Digital Vision are an English company. They make a suite of film restoration software under the name “Phoenix”. I sent an enquiry via their website and was in turn contacted by their Australian technical support person at the time, Felipe Muraca in Melbourne. Felipe advised me:
“You can run Phoenix on your MacBook Pro under Windows if you are only processing Dust/Dirt on SD video. I recommend an external fast hard drive as well. Phoenix DVO’s use CPU for the restoration tools and not GPU. I can organize an evaluation license for you to try.”
This looked like a possibility. They had an entry-level restoration tool called Phoenix Touch priced at US$2800. Much less expensive than PFClean or Diamant.
Their online tutorial videos showed Phoenix to be a capable piece of software, although it has a rather “clunky” non-native interface.
Taking up the offer of an evaluation licence, I began a practical investigation of the Phoenix software.
The first step was to purchase a licence for Windows 10 and to install that OS under Parallels Desktop on a Macbook Pro. The Phoenix Touch software was then installed inside the Parallels VM. After working through a few configuration issues, I was able to get the software running.

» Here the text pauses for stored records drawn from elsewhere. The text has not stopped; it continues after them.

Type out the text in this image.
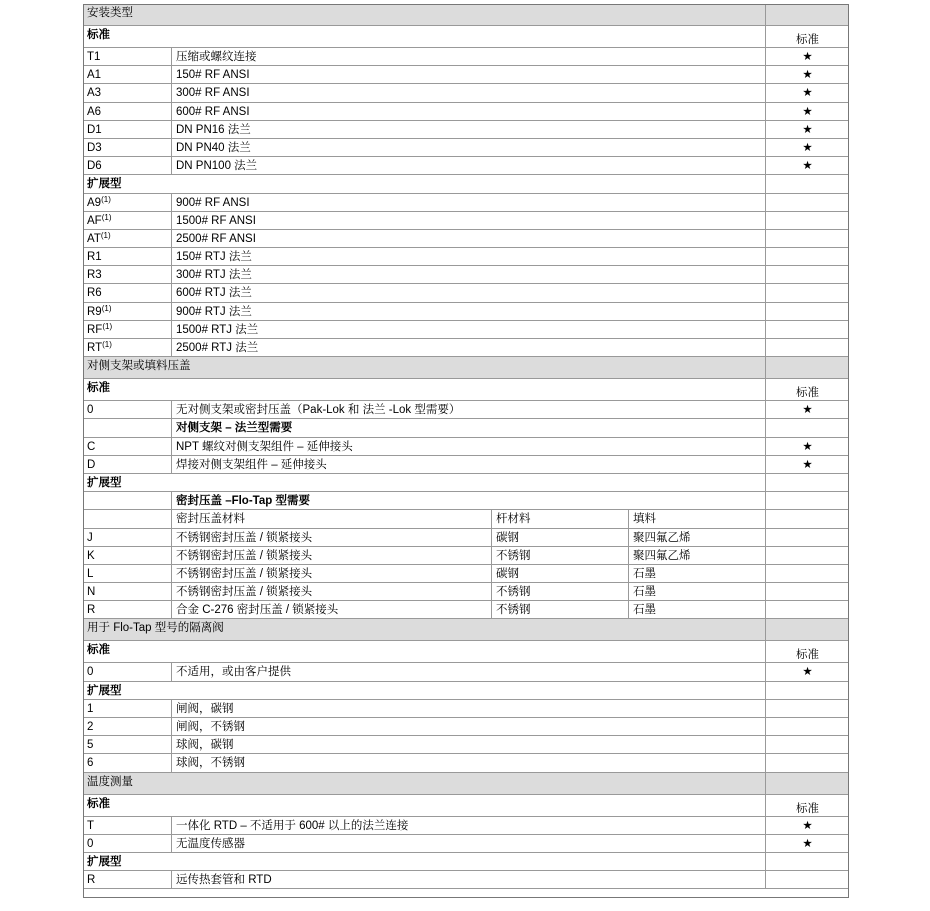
安装类型
标准	标准
T1	压缩或螺纹连接	★
A1	150# RF ANSI	★
A3	300# RF ANSI	★
A6	600# RF ANSI	★
D1	DN PN16 法兰	★
D3	DN PN40 法兰	★
D6	DN PN100 法兰	★
扩展型
A9$^{(1)}$	900# RF ANSI
AF$^{(1)}$	1500# RF ANSI
AT$^{(1)}$	2500# RF ANSI
R1	150# RTJ 法兰
R3	300# RTJ 法兰
R6	600# RTJ 法兰
R9$^{(1)}$	900# RTJ 法兰
RF$^{(1)}$	1500# RTJ 法兰
RT$^{(1)}$	2500# RTJ 法兰
对侧支架或填料压盖
标准	标准
0	无对侧支架或密封压盖（Pak-Lok 和 法兰 -Lok 型需要）	★
对侧支架 – 法兰型需要
C	NPT 螺纹对侧支架组件 – 延伸接头	★
D	焊接对侧支架组件 – 延伸接头	★
扩展型
密封压盖 –Flo-Tap 型需要
密封压盖材料	杆材料	填料
J	不锈钢密封压盖 / 锁紧接头	碳钢	聚四氟乙烯
K	不锈钢密封压盖 / 锁紧接头	不锈钢	聚四氟乙烯
L	不锈钢密封压盖 / 锁紧接头	碳钢	石墨
N	不锈钢密封压盖 / 锁紧接头	不锈钢	石墨
R	合金 C-276 密封压盖 / 锁紧接头	不锈钢	石墨
用于 Flo-Tap 型号的隔离阀
标准	标准
0	不适用，或由客户提供	★
扩展型
1	闸阀，碳钢
2	闸阀，不锈钢
5	球阀，碳钢
6	球阀，不锈钢
温度测量
标准	标准
T	一体化 RTD – 不适用于 600# 以上的法兰连接	★
0	无温度传感器	★
扩展型
R	远传热套管和 RTD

The software is complex and the interface and concepts different from other systems I had seen and my “demo licence” expired after only two weeks so, taking the oft-quoted advice, I decided to “Read the Manual” before requesting another licence. The manual is online and quite lengthy and there are many concepts which need to be grasped along the way.
My impressions of the system at the end of this rather tedious journey were:
Despite initial appearances, Phoenix is very sophisticated and mature software.
Many of the processing tasks within Phoenix are handled by what they call “DVO filters” which are like plug-ins for the underlying framework.
The cheaper versus more expensive products in the Phoenix range differ only in what plugins they provide.
In the end, I decided that the cost of this software was more than I could justify for this project. There would also be a significant learning curve and a lot of tedious work doing manual restoration tasks. It was not a realistic proposition. So put Phoenix aside. Nevertheless, I had learned about yet another film restoration tool which would come back into the story again a little later.